Known for her highly acclaimed book, Black Faces, Black Interests: The Representation of African Americans in Congress, Carol M. Swain is professor of law and of political science at Vanderbilt University. Black Faces, Black Interests (Harvard University Press, 1994) received the Woodrow Wilson prize for the best book of the year published in the United States on government, politics, or international affairs.

William E. Nelson, professor of political science and research professor of African-American and African Studies at Ohio State University, has focused his research and teaching on black politics and public policy, among other specialties. He is the author of Black Atlantic Politics: Dilemmas of Political Empowerment in Boston and Liverpool (State University of New York Press, 2000), which received the Best Book Award by the Race, Ethnicity, and Politics Section of the American Political Science Association.

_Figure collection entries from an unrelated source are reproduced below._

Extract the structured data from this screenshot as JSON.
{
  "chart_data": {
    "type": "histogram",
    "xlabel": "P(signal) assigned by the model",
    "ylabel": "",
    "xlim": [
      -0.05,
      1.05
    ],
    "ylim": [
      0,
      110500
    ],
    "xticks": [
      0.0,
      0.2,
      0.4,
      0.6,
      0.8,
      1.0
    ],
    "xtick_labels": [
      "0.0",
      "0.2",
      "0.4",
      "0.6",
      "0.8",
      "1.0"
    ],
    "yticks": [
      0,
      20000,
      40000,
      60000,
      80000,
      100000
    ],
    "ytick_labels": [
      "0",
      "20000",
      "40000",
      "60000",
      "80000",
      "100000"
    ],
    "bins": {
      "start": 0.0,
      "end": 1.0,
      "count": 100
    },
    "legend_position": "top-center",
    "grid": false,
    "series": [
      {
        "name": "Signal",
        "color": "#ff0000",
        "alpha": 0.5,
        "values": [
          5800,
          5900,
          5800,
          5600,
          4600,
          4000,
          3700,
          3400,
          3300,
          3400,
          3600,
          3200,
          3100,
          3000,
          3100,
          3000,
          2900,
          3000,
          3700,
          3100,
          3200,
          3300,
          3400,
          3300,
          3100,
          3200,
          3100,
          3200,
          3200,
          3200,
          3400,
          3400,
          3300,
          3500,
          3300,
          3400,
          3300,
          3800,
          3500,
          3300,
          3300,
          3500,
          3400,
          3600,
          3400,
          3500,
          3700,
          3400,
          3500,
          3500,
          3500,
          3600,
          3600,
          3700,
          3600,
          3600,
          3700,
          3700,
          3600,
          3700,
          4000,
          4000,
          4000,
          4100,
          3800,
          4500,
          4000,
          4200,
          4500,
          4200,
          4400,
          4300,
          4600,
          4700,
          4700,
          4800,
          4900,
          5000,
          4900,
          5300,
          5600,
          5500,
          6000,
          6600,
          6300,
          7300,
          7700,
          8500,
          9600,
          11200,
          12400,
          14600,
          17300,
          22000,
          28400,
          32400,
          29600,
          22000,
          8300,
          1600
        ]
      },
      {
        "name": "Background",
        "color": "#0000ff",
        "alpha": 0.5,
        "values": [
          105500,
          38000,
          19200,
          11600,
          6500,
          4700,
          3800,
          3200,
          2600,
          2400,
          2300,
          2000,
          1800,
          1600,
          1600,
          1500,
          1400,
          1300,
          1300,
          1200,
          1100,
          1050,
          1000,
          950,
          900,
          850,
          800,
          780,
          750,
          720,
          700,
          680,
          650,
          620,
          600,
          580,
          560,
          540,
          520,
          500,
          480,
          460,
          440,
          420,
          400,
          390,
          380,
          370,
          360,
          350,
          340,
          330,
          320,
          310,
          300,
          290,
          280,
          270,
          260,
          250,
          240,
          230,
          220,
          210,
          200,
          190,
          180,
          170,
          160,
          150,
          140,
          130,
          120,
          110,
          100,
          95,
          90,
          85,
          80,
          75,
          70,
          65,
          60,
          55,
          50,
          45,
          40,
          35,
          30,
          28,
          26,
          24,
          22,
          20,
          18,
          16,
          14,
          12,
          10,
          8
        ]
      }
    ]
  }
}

He has served as president of the National Conference of Black Political Scientists, president of the African Heritage Studies Association, and has held leadership roles in other national groups.

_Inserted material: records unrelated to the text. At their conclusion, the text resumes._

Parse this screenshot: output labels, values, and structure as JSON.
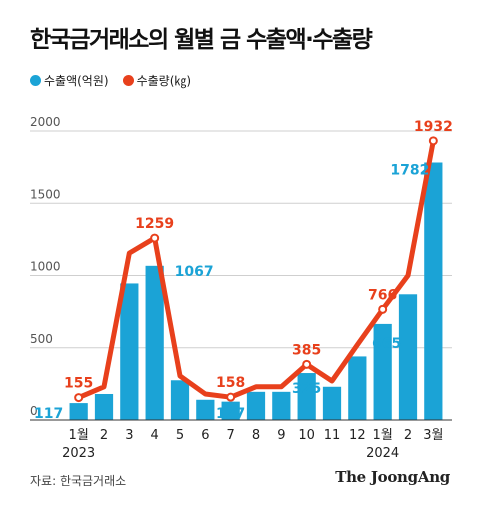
{
  "header": {
    "title": "한국금거래소의 월별 금 수출액·수출량"
  },
  "legend": {
    "export_value": "수출액(억원)",
    "export_volume": "수출량(㎏)"
  },
  "colors": {
    "bar": "#1ba3d6",
    "line": "#e8401c",
    "grid": "#cfcfcf"
  },
  "footer": {
    "source": "자료: 한국금거래소",
    "brand": "The JoongAng"
  },
  "chart_data": {
    "type": "bar+line",
    "categories": [
      "1월",
      "2",
      "3",
      "4",
      "5",
      "6",
      "7",
      "8",
      "9",
      "10",
      "11",
      "12",
      "1월",
      "2",
      "3월"
    ],
    "year_labels": [
      {
        "index": 0,
        "label": "2023"
      },
      {
        "index": 12,
        "label": "2024"
      }
    ],
    "ylim": [
      0,
      2000
    ],
    "yticks": [
      0,
      500,
      1000,
      1500,
      2000
    ],
    "grid": true,
    "series": [
      {
        "name": "수출액(억원)",
        "type": "bar",
        "values": [
          117,
          180,
          945,
          1067,
          275,
          140,
          127,
          195,
          195,
          325,
          230,
          440,
          665,
          870,
          1782
        ]
      },
      {
        "name": "수출량(㎏)",
        "type": "line",
        "values": [
          155,
          230,
          1155,
          1259,
          305,
          180,
          158,
          230,
          230,
          385,
          270,
          520,
          766,
          1000,
          1932
        ]
      }
    ],
    "data_labels": {
      "bar": [
        {
          "index": 0,
          "text": "117"
        },
        {
          "index": 3,
          "text": "1067"
        },
        {
          "index": 6,
          "text": "127"
        },
        {
          "index": 9,
          "text": "325"
        },
        {
          "index": 12,
          "text": "665"
        },
        {
          "index": 14,
          "text": "1782"
        }
      ],
      "line": [
        {
          "index": 0,
          "text": "155"
        },
        {
          "index": 3,
          "text": "1259"
        },
        {
          "index": 6,
          "text": "158"
        },
        {
          "index": 9,
          "text": "385"
        },
        {
          "index": 12,
          "text": "766"
        },
        {
          "index": 14,
          "text": "1932"
        }
      ]
    }
  }
}
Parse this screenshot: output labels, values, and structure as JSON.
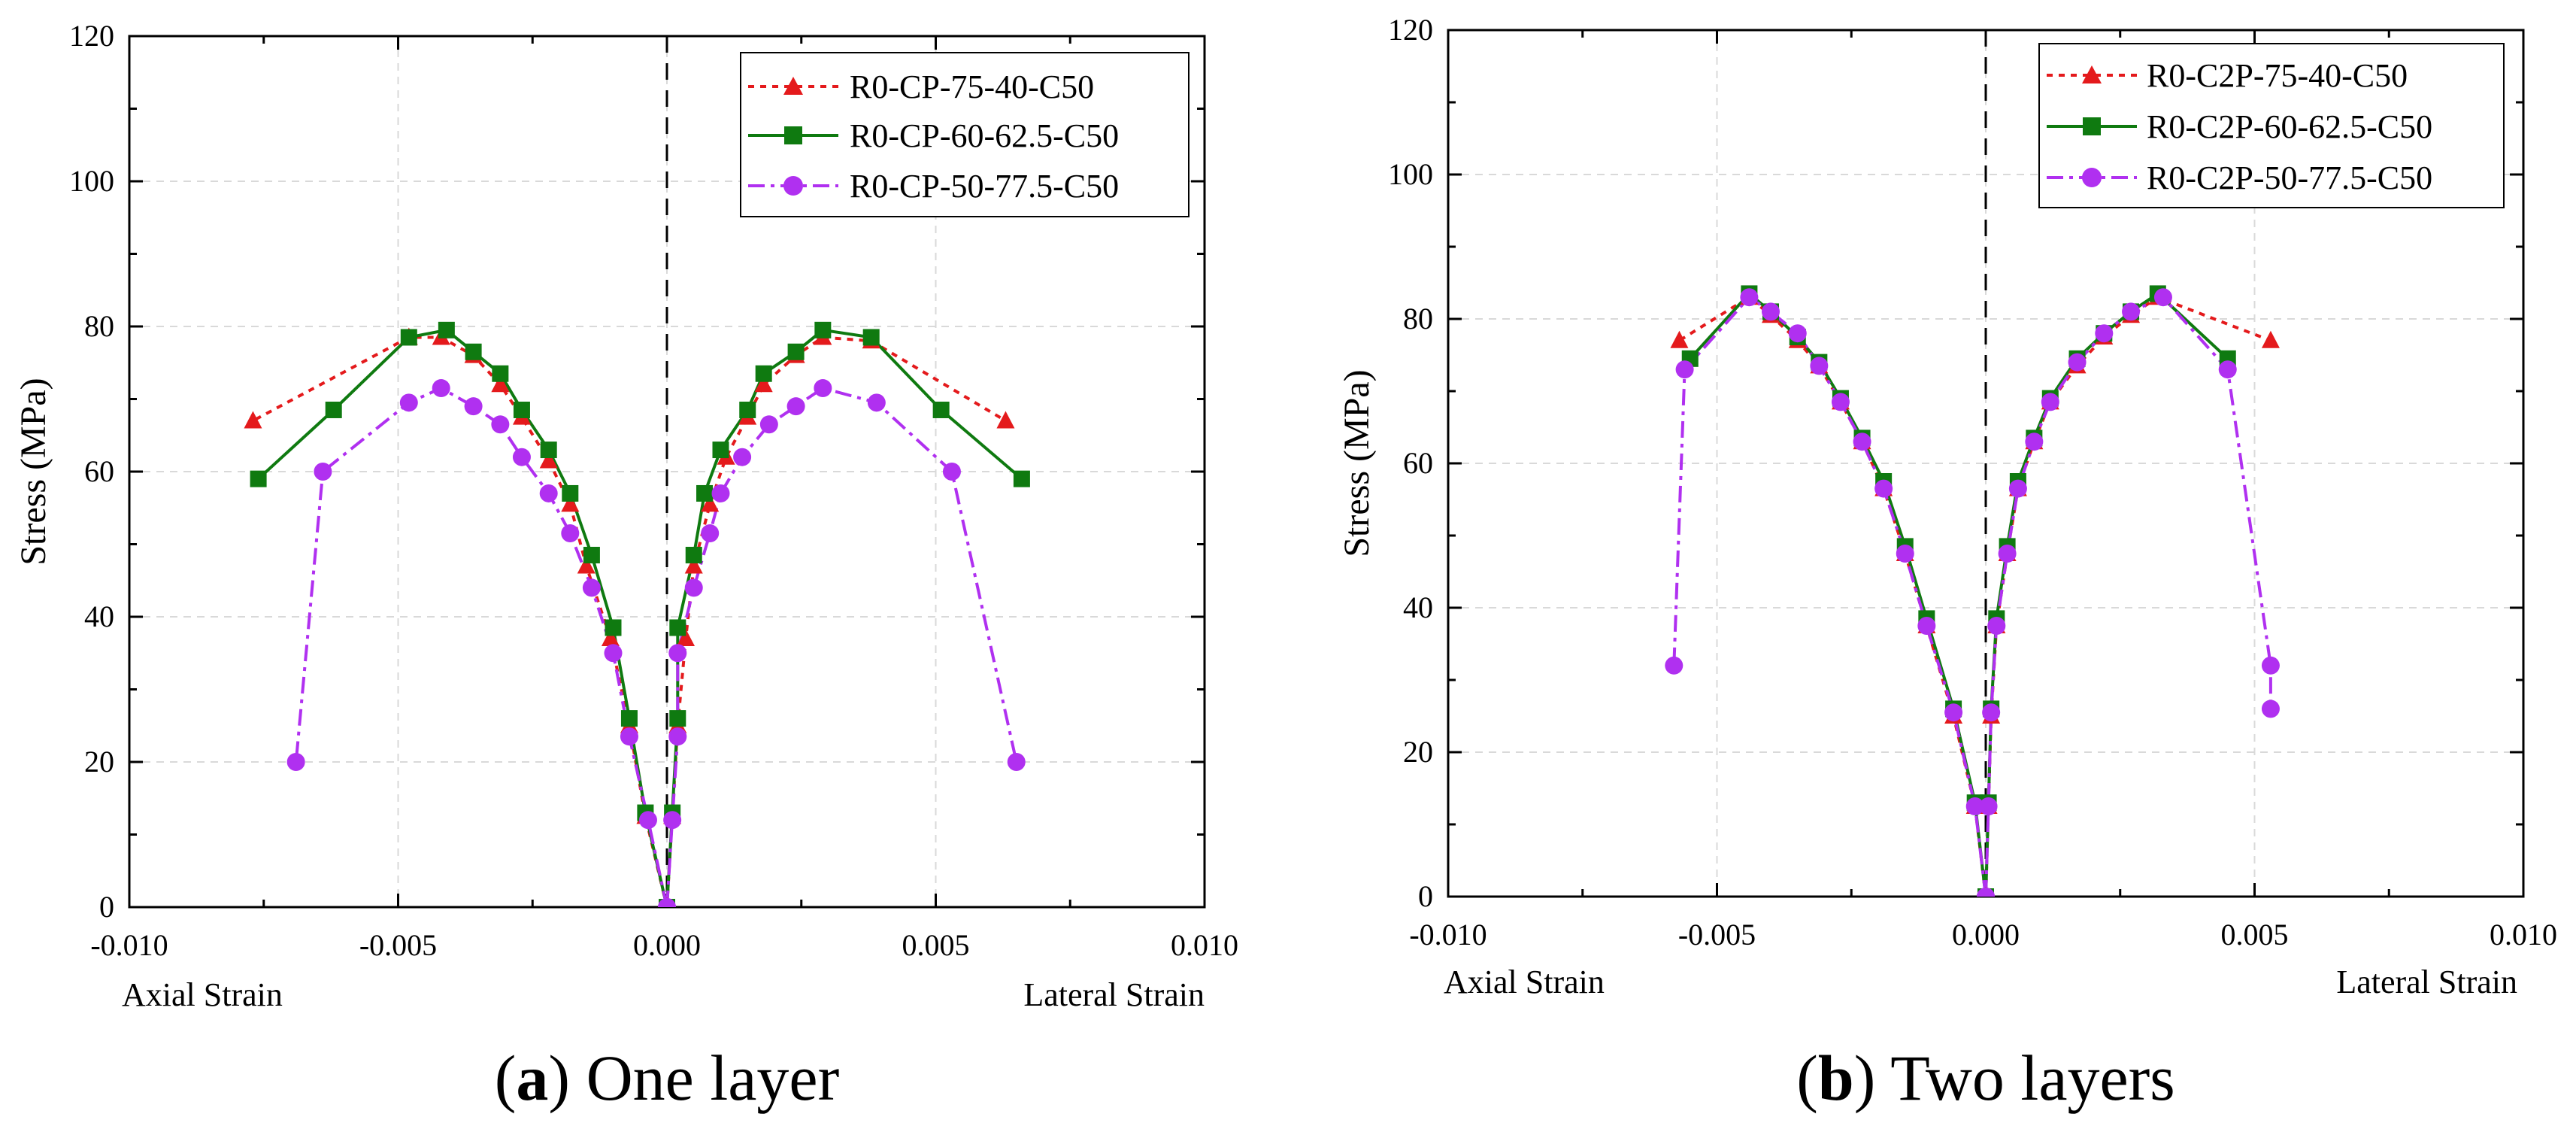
{
  "chart_data": [
    {
      "type": "line",
      "panel": "a",
      "title": "One layer",
      "caption_letter": "a",
      "xlabel_left": "Axial Strain",
      "xlabel_right": "Lateral Strain",
      "ylabel": "Stress (MPa)",
      "xlim": [
        -0.01,
        0.01
      ],
      "ylim": [
        0,
        120
      ],
      "xticks": [
        "-0.010",
        "-0.005",
        "0.000",
        "0.005",
        "0.010"
      ],
      "yticks": [
        "0",
        "20",
        "40",
        "60",
        "80",
        "100",
        "120"
      ],
      "grid": true,
      "legend_position": "top-right",
      "series": [
        {
          "name": "R0-CP-75-40-C50",
          "color": "#e41a1c",
          "marker": "triangle",
          "line_style": "dotted",
          "axial": [
            [
              0.0,
              0
            ],
            [
              -0.0004,
              12.5
            ],
            [
              -0.0007,
              25
            ],
            [
              -0.00105,
              37
            ],
            [
              -0.0015,
              47
            ],
            [
              -0.0018,
              55.5
            ],
            [
              -0.0022,
              61.5
            ],
            [
              -0.0027,
              67.5
            ],
            [
              -0.0031,
              72
            ],
            [
              -0.0036,
              76
            ],
            [
              -0.0042,
              78.5
            ],
            [
              -0.0048,
              78.5
            ],
            [
              -0.0077,
              67
            ]
          ],
          "lateral": [
            [
              0.0,
              0
            ],
            [
              0.0001,
              12.5
            ],
            [
              0.0002,
              25
            ],
            [
              0.00035,
              37
            ],
            [
              0.0005,
              47
            ],
            [
              0.0008,
              55.5
            ],
            [
              0.0011,
              62
            ],
            [
              0.0015,
              67.5
            ],
            [
              0.0018,
              72
            ],
            [
              0.0024,
              76
            ],
            [
              0.0029,
              78.5
            ],
            [
              0.0038,
              78
            ],
            [
              0.0063,
              67
            ]
          ]
        },
        {
          "name": "R0-CP-60-62.5-C50",
          "color": "#0f7a10",
          "marker": "square",
          "line_style": "solid",
          "axial": [
            [
              0.0,
              0
            ],
            [
              -0.0004,
              13
            ],
            [
              -0.0007,
              26
            ],
            [
              -0.001,
              38.5
            ],
            [
              -0.0014,
              48.5
            ],
            [
              -0.0018,
              57
            ],
            [
              -0.0022,
              63
            ],
            [
              -0.0027,
              68.5
            ],
            [
              -0.0031,
              73.5
            ],
            [
              -0.0036,
              76.5
            ],
            [
              -0.0041,
              79.5
            ],
            [
              -0.0048,
              78.5
            ],
            [
              -0.0062,
              68.5
            ],
            [
              -0.0076,
              59
            ]
          ],
          "lateral": [
            [
              0.0,
              0
            ],
            [
              0.0001,
              13
            ],
            [
              0.0002,
              26
            ],
            [
              0.0002,
              38.5
            ],
            [
              0.0005,
              48.5
            ],
            [
              0.0007,
              57
            ],
            [
              0.001,
              63
            ],
            [
              0.0015,
              68.5
            ],
            [
              0.0018,
              73.5
            ],
            [
              0.0024,
              76.5
            ],
            [
              0.0029,
              79.5
            ],
            [
              0.0038,
              78.5
            ],
            [
              0.0051,
              68.5
            ],
            [
              0.0066,
              59
            ]
          ]
        },
        {
          "name": "R0-CP-50-77.5-C50",
          "color": "#b030f0",
          "marker": "circle",
          "line_style": "dash-dot",
          "axial": [
            [
              0.0,
              0
            ],
            [
              -0.00035,
              12
            ],
            [
              -0.0007,
              23.5
            ],
            [
              -0.001,
              35
            ],
            [
              -0.0014,
              44
            ],
            [
              -0.0018,
              51.5
            ],
            [
              -0.0022,
              57
            ],
            [
              -0.0027,
              62
            ],
            [
              -0.0031,
              66.5
            ],
            [
              -0.0036,
              69
            ],
            [
              -0.0042,
              71.5
            ],
            [
              -0.0048,
              69.5
            ],
            [
              -0.0064,
              60
            ],
            [
              -0.0069,
              20
            ]
          ],
          "lateral": [
            [
              0.0,
              0
            ],
            [
              0.0001,
              12
            ],
            [
              0.0002,
              23.5
            ],
            [
              0.0002,
              35
            ],
            [
              0.0005,
              44
            ],
            [
              0.0008,
              51.5
            ],
            [
              0.001,
              57
            ],
            [
              0.0014,
              62
            ],
            [
              0.0019,
              66.5
            ],
            [
              0.0024,
              69
            ],
            [
              0.0029,
              71.5
            ],
            [
              0.0039,
              69.5
            ],
            [
              0.0053,
              60
            ],
            [
              0.0065,
              20
            ]
          ]
        }
      ]
    },
    {
      "type": "line",
      "panel": "b",
      "title": "Two layers",
      "caption_letter": "b",
      "xlabel_left": "Axial Strain",
      "xlabel_right": "Lateral Strain",
      "ylabel": "Stress (MPa)",
      "xlim": [
        -0.01,
        0.01
      ],
      "ylim": [
        0,
        120
      ],
      "xticks": [
        "-0.010",
        "-0.005",
        "0.000",
        "0.005",
        "0.010"
      ],
      "yticks": [
        "0",
        "20",
        "40",
        "60",
        "80",
        "100",
        "120"
      ],
      "grid": true,
      "legend_position": "top-right",
      "series": [
        {
          "name": "R0-C2P-75-40-C50",
          "color": "#e41a1c",
          "marker": "triangle",
          "line_style": "dotted",
          "axial": [
            [
              0.0,
              0
            ],
            [
              -0.0002,
              12.5
            ],
            [
              -0.0006,
              25
            ],
            [
              -0.0011,
              37.5
            ],
            [
              -0.0015,
              47.5
            ],
            [
              -0.0019,
              56.5
            ],
            [
              -0.0023,
              63
            ],
            [
              -0.0027,
              68.5
            ],
            [
              -0.0031,
              73.5
            ],
            [
              -0.0035,
              77
            ],
            [
              -0.004,
              80.5
            ],
            [
              -0.0044,
              83
            ],
            [
              -0.0057,
              77
            ]
          ],
          "lateral": [
            [
              0.0,
              0
            ],
            [
              5e-05,
              12.5
            ],
            [
              0.0001,
              25
            ],
            [
              0.0002,
              37.5
            ],
            [
              0.0004,
              47.5
            ],
            [
              0.0006,
              56.5
            ],
            [
              0.0009,
              63
            ],
            [
              0.0012,
              68.5
            ],
            [
              0.0017,
              73.5
            ],
            [
              0.0022,
              77.5
            ],
            [
              0.0027,
              80.5
            ],
            [
              0.0032,
              83
            ],
            [
              0.0053,
              77
            ]
          ]
        },
        {
          "name": "R0-C2P-60-62.5-C50",
          "color": "#0f7a10",
          "marker": "square",
          "line_style": "solid",
          "axial": [
            [
              0.0,
              0
            ],
            [
              -0.0002,
              13
            ],
            [
              -0.0006,
              26
            ],
            [
              -0.0011,
              38.5
            ],
            [
              -0.0015,
              48.5
            ],
            [
              -0.0019,
              57.5
            ],
            [
              -0.0023,
              63.5
            ],
            [
              -0.0027,
              69
            ],
            [
              -0.0031,
              74
            ],
            [
              -0.0035,
              77.5
            ],
            [
              -0.004,
              81
            ],
            [
              -0.0044,
              83.5
            ],
            [
              -0.0055,
              74.5
            ]
          ],
          "lateral": [
            [
              0.0,
              0
            ],
            [
              5e-05,
              13
            ],
            [
              0.0001,
              26
            ],
            [
              0.0002,
              38.5
            ],
            [
              0.0004,
              48.5
            ],
            [
              0.0006,
              57.5
            ],
            [
              0.0009,
              63.5
            ],
            [
              0.0012,
              69
            ],
            [
              0.0017,
              74.5
            ],
            [
              0.0022,
              78
            ],
            [
              0.0027,
              81
            ],
            [
              0.0032,
              83.5
            ],
            [
              0.0045,
              74.5
            ]
          ]
        },
        {
          "name": "R0-C2P-50-77.5-C50",
          "color": "#b030f0",
          "marker": "circle",
          "line_style": "dash-dot",
          "axial": [
            [
              0.0,
              0
            ],
            [
              -0.0002,
              12.5
            ],
            [
              -0.0006,
              25.5
            ],
            [
              -0.0011,
              37.5
            ],
            [
              -0.0015,
              47.5
            ],
            [
              -0.0019,
              56.5
            ],
            [
              -0.0023,
              63
            ],
            [
              -0.0027,
              68.5
            ],
            [
              -0.0031,
              73.5
            ],
            [
              -0.0035,
              78
            ],
            [
              -0.004,
              81
            ],
            [
              -0.0044,
              83
            ],
            [
              -0.0056,
              73
            ],
            [
              -0.0058,
              32
            ]
          ],
          "lateral": [
            [
              0.0,
              0
            ],
            [
              5e-05,
              12.5
            ],
            [
              0.0001,
              25.5
            ],
            [
              0.0002,
              37.5
            ],
            [
              0.0004,
              47.5
            ],
            [
              0.0006,
              56.5
            ],
            [
              0.0009,
              63
            ],
            [
              0.0012,
              68.5
            ],
            [
              0.0017,
              74
            ],
            [
              0.0022,
              78
            ],
            [
              0.0027,
              81
            ],
            [
              0.0033,
              83
            ],
            [
              0.0045,
              73
            ],
            [
              0.0053,
              32
            ],
            [
              0.0053,
              26
            ]
          ]
        }
      ]
    }
  ]
}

Valeria Sinclair-Chapman, assistant professor of political science, will be moderator of the discussion. This spring's conference has been organized by Sinclair-Chapman and Fredrick C. Harris, associate professor of political science and director of the Center for the Study of African-American Politics at the University of Rochester.

The center takes an interdisciplinary approach to the study of African-American issues. It is one of a few university-affiliated centers for research in African-American politics and society in the United States. Within the College, the center is associated with the Department of Political Science and the Frederick Douglass Institute for African and African-American Studies.

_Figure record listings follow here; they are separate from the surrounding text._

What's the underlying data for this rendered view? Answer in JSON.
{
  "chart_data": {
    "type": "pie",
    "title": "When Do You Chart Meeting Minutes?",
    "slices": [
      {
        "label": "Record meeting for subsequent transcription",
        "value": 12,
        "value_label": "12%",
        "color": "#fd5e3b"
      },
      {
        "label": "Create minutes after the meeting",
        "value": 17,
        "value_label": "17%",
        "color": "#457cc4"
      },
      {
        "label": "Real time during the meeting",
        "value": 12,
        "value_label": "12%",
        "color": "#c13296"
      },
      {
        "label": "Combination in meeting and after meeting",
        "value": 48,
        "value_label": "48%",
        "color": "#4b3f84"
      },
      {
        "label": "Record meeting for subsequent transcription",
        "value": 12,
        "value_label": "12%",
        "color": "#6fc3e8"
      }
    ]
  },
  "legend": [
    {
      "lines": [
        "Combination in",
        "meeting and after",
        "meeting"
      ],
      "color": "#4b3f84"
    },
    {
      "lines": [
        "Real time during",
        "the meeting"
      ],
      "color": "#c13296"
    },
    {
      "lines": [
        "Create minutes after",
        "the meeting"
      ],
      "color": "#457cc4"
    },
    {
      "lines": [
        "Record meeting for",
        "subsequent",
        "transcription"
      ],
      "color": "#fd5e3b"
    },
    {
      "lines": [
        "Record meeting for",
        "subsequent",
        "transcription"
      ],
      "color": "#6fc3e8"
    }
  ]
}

After the opening session, the conference will move to Hutchison House on East Avenue on Saturday, May 3, and Sunday, May 4, for presentations of academic papers by political scientists from around the country. Presenters will include William Bianco, associate professor of political science, Pennsylvania State University; Suzanne Dovi, assistant professor of political science, University of Arizona; Christian Grose, assistant professor of political science, Lawrence University; Kerry Haynie, associate professor of political science and interim director of the Walt Whitman Center for the Culture and Politics of Democracy, Rutgers University; Vincent Hutchings, associate professor of political science, University of Michigan.

Other presentations will be made by Mingus Mapps, doctoral student at Cornell University and fellow of the Taubman Center, Kennedy School of Government, Harvard University; Keesha Middlemass, assistant professor of political science, University of Kansas; Valeria Sinclair-Chapman, assistant professor of political science, University of Rochester; Wendy Smooth, assistant professor of political science, University of Nebraska; Katherine Tate, professor and chair, Department of Politics and Society, University of California at Irvine; and Carl Walton, assistant professor of political science, Morris Brown College.

Fenno's Going Home (University of Chicago Press, 2003) examines the careers of four black representatives-Louis Stokes, Barbara Jordan, Chaka Fattah, and Stephanie Tubbs Jones-from their home districts to the U.S. Capitol. He finds that while these politicians had different visions of how they should represent their districts, they shared crucial organizational and symbolic connections to the people they represented.